The speed of the recovery in the value of the $A has been rapid over the past 3 months and is reflective of the more positive outlook for global economic growth. However, it remains too early to unwind any currency hedging that was put in place to take advantage of the lower $A. Further upward momentum in the $A is possible, particularly given the recent strength of Australia’s trade accounts and relatively favorable position in relation to the COVID-19 management. However, optimism around the $A (and indeed the Australian equity market) should be tempered somewhat by the increasing trade and political tensions surrounding China, to whom Australia’s economic fortunes remain inextricably linked.
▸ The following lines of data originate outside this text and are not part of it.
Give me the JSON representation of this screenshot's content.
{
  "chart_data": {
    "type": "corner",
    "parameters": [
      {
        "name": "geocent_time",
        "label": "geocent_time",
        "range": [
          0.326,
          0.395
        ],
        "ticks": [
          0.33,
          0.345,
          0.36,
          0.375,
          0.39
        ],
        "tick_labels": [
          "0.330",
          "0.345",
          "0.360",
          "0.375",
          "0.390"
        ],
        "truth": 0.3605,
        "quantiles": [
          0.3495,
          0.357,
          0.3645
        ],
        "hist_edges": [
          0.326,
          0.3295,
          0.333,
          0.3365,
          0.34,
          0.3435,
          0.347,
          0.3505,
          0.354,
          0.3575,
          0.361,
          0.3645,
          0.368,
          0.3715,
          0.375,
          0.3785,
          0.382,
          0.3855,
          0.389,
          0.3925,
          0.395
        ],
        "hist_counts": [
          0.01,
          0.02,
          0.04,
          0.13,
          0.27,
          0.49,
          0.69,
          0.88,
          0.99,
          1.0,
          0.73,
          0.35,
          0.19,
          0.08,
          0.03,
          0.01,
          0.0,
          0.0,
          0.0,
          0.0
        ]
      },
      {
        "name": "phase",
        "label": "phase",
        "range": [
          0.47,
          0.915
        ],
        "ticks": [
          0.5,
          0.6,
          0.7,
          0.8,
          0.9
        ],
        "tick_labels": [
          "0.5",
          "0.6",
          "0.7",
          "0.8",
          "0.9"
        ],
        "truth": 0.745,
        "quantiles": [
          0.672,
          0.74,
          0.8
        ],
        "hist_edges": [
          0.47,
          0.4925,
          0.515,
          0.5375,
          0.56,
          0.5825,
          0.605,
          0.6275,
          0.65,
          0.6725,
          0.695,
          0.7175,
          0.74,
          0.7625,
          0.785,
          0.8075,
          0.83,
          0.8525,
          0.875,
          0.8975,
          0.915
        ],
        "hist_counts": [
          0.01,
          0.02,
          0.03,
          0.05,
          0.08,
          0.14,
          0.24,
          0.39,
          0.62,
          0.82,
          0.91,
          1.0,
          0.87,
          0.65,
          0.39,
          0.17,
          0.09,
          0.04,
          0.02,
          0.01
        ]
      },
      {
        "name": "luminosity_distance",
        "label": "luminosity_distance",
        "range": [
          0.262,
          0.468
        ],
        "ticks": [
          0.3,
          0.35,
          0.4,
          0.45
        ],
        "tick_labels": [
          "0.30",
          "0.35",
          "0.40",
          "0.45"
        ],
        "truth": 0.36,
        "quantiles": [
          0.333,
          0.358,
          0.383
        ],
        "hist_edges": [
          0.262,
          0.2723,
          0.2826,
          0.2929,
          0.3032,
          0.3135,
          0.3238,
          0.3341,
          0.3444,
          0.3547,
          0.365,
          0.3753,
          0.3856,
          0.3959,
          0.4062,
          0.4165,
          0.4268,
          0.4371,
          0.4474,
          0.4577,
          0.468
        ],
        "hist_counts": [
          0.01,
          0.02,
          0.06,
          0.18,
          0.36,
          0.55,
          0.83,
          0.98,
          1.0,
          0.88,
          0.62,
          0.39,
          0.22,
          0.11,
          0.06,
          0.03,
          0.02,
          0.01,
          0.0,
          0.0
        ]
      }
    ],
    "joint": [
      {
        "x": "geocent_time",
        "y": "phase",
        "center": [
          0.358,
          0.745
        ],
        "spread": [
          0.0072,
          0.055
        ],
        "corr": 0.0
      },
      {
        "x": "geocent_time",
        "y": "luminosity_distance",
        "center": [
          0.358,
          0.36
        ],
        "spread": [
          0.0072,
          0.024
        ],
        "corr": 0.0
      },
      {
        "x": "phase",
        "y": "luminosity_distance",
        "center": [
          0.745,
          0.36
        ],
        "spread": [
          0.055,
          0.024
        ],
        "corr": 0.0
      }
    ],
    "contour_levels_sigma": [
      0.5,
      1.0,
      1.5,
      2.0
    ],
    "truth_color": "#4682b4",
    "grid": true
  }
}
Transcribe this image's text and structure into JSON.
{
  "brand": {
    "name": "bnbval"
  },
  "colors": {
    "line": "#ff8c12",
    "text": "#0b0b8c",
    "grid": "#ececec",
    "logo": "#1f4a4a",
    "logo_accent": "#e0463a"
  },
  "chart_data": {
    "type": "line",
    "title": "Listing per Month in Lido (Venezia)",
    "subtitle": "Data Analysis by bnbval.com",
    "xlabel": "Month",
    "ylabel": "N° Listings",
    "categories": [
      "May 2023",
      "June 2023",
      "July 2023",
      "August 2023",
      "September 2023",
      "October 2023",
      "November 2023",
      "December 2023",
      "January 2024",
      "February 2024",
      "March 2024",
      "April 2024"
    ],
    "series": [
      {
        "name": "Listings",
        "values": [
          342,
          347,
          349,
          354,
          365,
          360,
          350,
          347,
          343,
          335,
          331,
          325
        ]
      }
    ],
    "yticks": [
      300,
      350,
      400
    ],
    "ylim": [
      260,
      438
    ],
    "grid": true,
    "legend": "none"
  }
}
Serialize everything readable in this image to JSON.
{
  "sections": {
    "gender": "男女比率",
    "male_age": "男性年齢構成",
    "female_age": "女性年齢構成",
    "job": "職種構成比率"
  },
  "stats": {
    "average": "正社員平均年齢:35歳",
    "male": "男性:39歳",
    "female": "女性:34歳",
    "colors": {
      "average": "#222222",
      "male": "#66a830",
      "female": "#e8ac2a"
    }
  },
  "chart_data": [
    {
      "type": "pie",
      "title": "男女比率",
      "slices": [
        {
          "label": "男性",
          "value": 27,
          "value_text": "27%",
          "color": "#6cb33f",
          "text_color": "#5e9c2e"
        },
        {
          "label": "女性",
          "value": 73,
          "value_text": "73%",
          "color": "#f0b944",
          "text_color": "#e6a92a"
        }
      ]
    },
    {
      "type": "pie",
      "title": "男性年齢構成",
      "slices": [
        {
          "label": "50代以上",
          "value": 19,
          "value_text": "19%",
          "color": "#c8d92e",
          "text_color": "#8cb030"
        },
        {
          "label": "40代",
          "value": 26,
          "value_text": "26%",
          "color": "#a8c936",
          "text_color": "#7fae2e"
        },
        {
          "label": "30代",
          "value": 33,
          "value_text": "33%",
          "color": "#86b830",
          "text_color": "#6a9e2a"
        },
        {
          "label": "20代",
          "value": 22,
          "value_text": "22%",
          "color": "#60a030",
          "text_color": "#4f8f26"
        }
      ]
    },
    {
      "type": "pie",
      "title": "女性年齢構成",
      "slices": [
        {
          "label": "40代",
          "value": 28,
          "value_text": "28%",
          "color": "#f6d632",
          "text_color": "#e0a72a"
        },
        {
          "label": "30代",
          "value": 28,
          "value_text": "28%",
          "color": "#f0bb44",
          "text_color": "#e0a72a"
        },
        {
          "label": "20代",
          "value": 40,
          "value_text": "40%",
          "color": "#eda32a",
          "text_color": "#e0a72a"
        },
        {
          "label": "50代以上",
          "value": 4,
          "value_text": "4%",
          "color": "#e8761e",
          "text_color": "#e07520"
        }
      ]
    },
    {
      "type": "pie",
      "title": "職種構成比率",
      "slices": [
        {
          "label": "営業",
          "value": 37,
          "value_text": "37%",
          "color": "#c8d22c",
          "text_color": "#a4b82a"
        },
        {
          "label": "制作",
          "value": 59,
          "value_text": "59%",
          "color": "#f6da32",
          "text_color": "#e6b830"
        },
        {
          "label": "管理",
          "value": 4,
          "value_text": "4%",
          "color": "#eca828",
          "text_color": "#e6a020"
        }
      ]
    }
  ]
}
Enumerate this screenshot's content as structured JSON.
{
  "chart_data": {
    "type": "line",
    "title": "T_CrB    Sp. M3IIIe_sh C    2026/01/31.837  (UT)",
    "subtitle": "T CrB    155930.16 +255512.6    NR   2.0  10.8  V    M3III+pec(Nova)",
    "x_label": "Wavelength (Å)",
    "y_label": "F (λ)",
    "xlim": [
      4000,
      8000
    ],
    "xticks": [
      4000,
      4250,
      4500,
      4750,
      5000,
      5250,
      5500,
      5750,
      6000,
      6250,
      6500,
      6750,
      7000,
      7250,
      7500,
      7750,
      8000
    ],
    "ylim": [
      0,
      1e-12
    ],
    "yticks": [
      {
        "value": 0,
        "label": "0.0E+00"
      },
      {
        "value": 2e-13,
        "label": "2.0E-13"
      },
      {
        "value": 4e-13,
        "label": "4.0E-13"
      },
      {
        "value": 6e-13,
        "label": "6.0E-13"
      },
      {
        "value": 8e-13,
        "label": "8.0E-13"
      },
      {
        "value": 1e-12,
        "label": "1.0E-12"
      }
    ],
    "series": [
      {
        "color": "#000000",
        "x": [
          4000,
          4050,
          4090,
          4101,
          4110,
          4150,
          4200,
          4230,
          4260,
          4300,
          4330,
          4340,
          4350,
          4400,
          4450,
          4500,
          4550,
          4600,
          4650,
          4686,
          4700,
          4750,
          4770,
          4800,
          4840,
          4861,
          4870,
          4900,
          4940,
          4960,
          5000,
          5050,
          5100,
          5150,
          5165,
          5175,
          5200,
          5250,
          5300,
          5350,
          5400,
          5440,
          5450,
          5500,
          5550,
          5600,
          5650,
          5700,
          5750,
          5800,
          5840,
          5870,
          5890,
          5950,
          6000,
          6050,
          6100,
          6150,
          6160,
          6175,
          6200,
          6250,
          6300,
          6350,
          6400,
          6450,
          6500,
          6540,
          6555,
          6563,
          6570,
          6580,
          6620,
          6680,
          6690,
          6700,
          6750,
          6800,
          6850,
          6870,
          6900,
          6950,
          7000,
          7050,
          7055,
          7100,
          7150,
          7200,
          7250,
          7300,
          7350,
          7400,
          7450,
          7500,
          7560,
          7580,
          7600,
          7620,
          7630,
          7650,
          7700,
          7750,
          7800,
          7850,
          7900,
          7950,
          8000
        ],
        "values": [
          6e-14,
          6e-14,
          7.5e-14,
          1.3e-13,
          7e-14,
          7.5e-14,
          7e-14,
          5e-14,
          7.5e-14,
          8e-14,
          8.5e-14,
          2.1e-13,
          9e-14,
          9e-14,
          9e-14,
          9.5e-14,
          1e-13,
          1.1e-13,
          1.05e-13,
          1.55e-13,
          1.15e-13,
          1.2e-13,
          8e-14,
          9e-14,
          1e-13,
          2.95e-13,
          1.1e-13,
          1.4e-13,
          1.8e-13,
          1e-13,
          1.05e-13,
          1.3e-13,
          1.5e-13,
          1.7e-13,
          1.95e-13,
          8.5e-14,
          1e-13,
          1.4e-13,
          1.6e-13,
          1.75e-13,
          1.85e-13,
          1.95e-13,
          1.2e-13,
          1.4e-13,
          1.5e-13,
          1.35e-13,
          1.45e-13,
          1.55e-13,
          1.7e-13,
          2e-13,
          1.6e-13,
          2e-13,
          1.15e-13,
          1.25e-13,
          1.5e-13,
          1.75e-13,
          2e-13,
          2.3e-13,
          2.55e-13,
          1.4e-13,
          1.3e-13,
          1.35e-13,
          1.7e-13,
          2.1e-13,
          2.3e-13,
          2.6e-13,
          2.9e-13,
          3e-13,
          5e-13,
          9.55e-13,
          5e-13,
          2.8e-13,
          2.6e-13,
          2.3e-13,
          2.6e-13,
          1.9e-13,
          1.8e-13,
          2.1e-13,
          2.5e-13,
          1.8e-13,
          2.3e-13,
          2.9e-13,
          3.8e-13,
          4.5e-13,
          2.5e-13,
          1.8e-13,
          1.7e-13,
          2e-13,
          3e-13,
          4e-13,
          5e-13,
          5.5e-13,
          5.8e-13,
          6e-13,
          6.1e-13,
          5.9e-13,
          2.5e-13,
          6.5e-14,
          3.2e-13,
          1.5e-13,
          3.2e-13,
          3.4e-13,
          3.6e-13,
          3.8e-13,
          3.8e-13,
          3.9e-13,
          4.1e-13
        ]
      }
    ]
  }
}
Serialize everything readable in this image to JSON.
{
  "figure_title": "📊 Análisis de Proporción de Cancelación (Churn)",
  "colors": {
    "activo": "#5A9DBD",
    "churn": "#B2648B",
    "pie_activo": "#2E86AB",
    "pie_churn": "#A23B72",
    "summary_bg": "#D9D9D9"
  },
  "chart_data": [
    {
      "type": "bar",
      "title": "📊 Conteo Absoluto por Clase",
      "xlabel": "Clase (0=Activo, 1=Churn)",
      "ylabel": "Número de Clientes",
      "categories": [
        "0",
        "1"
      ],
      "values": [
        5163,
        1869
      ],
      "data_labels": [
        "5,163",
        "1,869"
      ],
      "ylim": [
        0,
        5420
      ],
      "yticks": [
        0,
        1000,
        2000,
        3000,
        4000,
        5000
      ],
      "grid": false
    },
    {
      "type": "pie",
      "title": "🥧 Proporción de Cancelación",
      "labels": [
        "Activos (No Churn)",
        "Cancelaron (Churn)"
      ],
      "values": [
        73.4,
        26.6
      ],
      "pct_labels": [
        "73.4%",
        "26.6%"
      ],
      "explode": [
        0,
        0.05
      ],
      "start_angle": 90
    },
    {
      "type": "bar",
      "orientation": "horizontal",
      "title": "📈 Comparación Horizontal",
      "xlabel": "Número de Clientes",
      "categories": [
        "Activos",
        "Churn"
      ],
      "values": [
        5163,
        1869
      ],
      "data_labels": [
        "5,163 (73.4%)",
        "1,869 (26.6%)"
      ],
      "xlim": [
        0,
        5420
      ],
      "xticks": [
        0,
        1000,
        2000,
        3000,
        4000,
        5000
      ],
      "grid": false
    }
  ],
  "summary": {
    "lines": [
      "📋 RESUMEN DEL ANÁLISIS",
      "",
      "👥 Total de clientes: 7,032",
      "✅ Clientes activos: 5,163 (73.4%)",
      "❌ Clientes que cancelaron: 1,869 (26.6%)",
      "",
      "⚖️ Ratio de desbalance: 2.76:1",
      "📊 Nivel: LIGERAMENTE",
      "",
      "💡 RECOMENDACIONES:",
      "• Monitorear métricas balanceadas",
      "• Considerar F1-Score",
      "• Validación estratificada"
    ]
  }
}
Although the position of equity market investors has significantly improved over the past quarter, returns from defensively orientated cash and fixed interest investments remain near historic lows. With the continuation of exceedingly low interest rates considered to be a necessary policy for the period ahead, there are few silver linings on the horizon for defensive investors. Increasingly, the role of defensive investments in a portfolio has changed from that of steady wealth accumulation to solely being one of wealth protection. For overall portfolio returns to comfortably exceed inflation in the period head, some exposure to the growth investments will be required.

 

Yours faithfully,

 

Gary Gleeson

BBus(Ec&Fin), MAppFin, CFP®, SSATM

Principal | MFM Group

 

 

Important Information

The following indexes are used to report asset class performance: ASX S&P 200 Index, MSCI World Index ex Australia net AUD TR (composite of 50% hedged and 50% unhedged), FTSE EPRA/NAREIT Developed REITs Index Net TRI AUD Hedged, Bloomberg AusBond Composite 0 Yr Index, Barclays Global Aggregate ($A Hedged), Bloomberg AusBond Bank Bill Index, S&P ASX 300 A-REIT (Sector) TR Index AUD, S&P Global Infrastructure NR Index (AUD Hedged)

This article contains information that is general in nature. It does not take into account the objectives, financial situation or needs of any particular person. You need to consider your financial situation and needs before making any decisions based on this information.